Most research studies in the field take the characteristics of their respective reservoirs into consideration, and carry out specific studies to select a reasonable well type using economic indicators according to experience, field tests or numerical simulations [8,9,10,11,12,13] From the perspective of the method, the empirical method requires a high level of skill from the engineer. The period of oilfield tests is long, and the cost is relatively high. The numerical simulation method is relatively simple and rapid, but its accuracy is seriously influenced by reservoir parameters. From the perspective of indicators, the use of economic indicators is not conducive to the continuous and stable production of oil fields.
In addition to the mainstream methods mentioned above, there are some other methods that are very useful. Some scholars use several engineering-related parameters such as drilling and reservoirs, as indicators to build a comprehensive model and adopt intelligent algorithms to optimize well types [14,15,16,17]. However, this comprehensive numerical simulation model still requires a large number of field parameters and is therefore very sensitive to data, and even if intelligent algorithms are used to improve the model performance, the reliability of the model cannot be guaranteed. In addition, the excessive amount of data required makes it difficult to perform sensitivity analysis with this type of method. There are also some scholars using statistical laws to optimize unconventional wells [18,19,20]. However, this method requires a large amount of data analysis for a specific oilfield block, and the selected early production characteristic indicators need to be representative, which makes the analysis difficult and less generalizable.
This paper proposes a simple and systematic analysis method for the matching of unconventional wells and reservoirs. The method first simplifies the reservoir within reasonable limits, selects suitable initial well types by checking the table proposed in this paper, and then calculates the production rate in different producing sections of the wells through a semi-analytical model, and finally takes the production rate difference of each producing section as the judgment criterion to determine the matching of selected well type and reservoir.
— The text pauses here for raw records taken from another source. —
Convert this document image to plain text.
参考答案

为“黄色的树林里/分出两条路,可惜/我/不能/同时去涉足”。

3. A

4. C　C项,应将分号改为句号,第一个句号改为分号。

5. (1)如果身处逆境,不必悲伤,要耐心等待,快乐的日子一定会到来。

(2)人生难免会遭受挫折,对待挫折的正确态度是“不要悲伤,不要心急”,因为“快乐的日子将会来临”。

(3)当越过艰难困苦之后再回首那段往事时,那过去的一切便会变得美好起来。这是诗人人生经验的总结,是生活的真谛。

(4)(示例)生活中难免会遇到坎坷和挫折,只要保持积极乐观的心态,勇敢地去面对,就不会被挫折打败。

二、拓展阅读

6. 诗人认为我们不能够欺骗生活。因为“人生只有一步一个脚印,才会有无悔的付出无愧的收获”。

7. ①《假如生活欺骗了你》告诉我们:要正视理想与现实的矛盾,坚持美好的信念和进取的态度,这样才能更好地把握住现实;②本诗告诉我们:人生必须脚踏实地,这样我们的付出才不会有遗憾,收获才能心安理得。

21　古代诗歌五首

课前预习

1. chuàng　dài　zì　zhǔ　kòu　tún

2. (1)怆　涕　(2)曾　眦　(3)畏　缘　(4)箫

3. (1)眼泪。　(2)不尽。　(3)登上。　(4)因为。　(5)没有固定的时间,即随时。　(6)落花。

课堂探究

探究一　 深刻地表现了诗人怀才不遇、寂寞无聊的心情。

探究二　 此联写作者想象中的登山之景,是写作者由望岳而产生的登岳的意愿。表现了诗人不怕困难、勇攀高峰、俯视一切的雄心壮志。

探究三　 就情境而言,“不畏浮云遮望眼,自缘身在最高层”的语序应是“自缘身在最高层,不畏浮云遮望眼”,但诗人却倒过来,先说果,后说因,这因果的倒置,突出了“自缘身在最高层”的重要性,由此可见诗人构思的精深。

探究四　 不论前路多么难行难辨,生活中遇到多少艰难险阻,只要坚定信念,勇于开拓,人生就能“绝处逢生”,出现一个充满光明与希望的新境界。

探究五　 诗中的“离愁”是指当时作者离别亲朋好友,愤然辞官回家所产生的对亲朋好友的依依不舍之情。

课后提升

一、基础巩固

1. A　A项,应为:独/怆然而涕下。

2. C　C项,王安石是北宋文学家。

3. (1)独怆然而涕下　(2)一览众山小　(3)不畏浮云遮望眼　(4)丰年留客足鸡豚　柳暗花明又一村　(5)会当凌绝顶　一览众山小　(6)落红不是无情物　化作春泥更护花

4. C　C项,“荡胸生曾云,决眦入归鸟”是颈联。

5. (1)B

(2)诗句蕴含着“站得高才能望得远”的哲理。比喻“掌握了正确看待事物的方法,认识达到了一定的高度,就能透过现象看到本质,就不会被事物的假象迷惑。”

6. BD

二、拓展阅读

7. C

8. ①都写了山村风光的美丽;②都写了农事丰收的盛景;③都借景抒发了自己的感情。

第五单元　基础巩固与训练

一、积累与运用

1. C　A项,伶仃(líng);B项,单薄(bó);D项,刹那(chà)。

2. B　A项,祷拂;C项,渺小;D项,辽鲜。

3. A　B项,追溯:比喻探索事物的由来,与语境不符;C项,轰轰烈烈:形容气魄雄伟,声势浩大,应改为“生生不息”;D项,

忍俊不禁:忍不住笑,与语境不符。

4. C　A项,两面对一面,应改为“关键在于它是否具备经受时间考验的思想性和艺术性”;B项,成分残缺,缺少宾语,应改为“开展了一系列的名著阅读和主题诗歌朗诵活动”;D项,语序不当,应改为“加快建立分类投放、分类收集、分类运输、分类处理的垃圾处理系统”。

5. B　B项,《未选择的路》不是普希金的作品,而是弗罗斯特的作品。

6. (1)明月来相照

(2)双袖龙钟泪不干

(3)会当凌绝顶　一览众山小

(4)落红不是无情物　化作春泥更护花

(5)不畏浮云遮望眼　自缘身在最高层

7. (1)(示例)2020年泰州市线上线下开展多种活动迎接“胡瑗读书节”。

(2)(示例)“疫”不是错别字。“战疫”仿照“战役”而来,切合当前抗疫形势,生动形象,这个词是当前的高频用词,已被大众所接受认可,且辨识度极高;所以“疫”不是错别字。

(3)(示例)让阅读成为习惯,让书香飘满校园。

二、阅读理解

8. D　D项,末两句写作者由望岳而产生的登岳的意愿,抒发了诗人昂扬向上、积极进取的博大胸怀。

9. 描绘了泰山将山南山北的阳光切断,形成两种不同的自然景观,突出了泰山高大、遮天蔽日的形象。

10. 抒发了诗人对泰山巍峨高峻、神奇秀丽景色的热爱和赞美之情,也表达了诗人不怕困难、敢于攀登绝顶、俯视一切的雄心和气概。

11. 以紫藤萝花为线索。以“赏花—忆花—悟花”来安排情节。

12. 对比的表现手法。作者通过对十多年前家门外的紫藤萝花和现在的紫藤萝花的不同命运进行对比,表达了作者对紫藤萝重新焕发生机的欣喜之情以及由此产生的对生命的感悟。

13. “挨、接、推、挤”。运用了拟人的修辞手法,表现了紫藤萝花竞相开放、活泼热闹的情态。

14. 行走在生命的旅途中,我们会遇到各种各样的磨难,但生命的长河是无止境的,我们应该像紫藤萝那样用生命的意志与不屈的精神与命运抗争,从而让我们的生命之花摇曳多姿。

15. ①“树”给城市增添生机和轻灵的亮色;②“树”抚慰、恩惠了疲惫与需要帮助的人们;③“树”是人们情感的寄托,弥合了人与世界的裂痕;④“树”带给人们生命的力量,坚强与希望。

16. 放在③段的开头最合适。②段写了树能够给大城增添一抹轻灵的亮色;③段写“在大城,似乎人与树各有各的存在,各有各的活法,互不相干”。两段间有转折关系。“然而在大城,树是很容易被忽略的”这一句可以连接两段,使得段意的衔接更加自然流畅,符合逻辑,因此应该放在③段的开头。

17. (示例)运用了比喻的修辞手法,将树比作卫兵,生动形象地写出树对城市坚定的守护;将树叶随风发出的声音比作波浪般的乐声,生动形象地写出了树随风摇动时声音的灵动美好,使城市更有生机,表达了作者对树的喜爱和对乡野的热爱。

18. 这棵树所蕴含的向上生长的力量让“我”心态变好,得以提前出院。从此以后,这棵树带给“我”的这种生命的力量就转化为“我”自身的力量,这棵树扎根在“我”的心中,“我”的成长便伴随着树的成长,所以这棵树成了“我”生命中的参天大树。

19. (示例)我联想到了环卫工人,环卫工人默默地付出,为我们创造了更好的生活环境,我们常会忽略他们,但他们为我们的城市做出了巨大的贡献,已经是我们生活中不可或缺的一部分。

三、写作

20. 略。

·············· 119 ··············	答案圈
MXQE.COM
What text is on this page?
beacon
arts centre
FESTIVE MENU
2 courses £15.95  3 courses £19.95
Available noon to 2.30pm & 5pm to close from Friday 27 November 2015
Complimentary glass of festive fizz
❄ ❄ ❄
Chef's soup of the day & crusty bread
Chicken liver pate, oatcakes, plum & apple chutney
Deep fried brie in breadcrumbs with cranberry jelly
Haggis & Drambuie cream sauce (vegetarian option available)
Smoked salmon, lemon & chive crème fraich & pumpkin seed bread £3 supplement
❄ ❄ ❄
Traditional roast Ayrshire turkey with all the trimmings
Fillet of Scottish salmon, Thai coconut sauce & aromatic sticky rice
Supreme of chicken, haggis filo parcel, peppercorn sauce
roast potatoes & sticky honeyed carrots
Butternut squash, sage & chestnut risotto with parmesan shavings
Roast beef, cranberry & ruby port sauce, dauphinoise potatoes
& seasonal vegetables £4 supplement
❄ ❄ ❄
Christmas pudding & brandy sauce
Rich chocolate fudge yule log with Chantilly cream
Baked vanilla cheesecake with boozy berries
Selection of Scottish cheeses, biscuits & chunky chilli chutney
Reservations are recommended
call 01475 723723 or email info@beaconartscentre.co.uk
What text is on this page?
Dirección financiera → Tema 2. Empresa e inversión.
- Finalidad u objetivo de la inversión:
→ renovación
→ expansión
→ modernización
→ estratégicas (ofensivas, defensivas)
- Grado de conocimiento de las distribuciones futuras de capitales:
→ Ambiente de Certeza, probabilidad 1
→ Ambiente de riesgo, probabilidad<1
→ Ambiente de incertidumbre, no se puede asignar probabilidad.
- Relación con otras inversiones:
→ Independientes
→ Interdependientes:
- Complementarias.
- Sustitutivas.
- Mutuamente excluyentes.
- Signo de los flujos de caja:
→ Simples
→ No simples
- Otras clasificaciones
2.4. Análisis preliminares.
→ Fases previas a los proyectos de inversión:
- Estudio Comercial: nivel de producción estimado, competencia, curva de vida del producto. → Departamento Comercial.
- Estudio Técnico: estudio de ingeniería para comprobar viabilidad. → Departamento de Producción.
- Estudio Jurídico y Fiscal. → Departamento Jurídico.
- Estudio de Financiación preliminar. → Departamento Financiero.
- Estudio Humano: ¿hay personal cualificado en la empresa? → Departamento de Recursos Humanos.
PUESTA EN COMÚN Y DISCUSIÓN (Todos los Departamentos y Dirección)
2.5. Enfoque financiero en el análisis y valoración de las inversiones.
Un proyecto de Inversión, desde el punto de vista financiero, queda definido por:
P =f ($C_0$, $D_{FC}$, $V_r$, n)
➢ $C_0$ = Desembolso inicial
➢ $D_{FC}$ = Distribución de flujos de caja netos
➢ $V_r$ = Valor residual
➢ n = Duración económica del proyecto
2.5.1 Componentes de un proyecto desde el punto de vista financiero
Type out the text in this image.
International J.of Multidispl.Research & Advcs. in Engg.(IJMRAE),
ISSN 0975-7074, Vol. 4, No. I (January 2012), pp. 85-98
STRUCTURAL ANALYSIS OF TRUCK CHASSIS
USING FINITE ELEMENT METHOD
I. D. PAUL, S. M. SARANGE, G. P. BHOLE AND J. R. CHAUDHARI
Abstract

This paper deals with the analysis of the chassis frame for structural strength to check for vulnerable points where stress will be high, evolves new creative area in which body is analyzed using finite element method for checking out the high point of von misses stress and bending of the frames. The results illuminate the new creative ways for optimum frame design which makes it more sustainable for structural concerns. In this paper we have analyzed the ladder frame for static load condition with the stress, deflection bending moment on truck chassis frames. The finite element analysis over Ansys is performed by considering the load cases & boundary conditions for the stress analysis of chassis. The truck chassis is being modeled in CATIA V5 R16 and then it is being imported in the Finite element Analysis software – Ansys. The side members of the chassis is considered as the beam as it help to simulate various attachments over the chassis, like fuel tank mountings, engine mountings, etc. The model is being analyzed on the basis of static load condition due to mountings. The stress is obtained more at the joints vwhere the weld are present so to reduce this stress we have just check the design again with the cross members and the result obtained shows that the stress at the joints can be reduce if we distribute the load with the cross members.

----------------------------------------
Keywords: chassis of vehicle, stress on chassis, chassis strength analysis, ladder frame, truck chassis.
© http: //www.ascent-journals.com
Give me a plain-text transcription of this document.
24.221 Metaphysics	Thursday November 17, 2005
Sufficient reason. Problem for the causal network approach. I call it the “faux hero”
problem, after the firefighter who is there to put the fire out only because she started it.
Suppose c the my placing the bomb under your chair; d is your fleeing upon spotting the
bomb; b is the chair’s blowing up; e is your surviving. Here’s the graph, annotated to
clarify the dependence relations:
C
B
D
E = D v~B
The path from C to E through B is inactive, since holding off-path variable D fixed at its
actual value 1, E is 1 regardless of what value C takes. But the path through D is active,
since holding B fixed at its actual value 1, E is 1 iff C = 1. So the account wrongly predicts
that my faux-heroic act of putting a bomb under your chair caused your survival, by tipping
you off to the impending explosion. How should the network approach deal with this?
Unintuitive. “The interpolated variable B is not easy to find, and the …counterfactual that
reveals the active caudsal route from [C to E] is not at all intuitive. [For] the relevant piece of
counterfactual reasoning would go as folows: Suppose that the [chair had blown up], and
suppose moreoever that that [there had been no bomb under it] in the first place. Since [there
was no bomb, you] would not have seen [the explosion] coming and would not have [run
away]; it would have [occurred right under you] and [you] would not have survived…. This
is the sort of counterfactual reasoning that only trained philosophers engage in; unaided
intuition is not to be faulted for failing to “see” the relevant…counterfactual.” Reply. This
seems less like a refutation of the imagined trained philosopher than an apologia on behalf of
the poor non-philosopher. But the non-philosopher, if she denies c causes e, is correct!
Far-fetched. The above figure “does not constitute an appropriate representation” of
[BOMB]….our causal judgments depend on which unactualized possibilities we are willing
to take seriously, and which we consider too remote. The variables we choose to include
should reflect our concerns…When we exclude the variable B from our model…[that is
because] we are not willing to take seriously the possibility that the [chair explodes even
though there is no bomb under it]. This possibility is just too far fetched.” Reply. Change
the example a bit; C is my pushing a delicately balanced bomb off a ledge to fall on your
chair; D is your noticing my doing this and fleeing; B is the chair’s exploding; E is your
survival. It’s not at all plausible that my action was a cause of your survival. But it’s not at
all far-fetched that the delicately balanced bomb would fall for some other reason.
In order to demonstrate the workflow of this method, we provide a case at the end of the paper.
Compared to comprehensive numerical simulation models, the semi-analytical model requires very few parameters, which makes it easier to perform sensitivity analysis and the arithmetic results are less affected by data errors. In addition, in terms of evaluation indicators, production is the comprehensive result of implementing various engineering measures, which is more comprehensive than drilling indicators, reservoir parameter indicators, economic indicators, etc. Therefore, the model is simple, fast, comprehensive and stable, which can be used as guidance for the preference and optimization of unconventional wells.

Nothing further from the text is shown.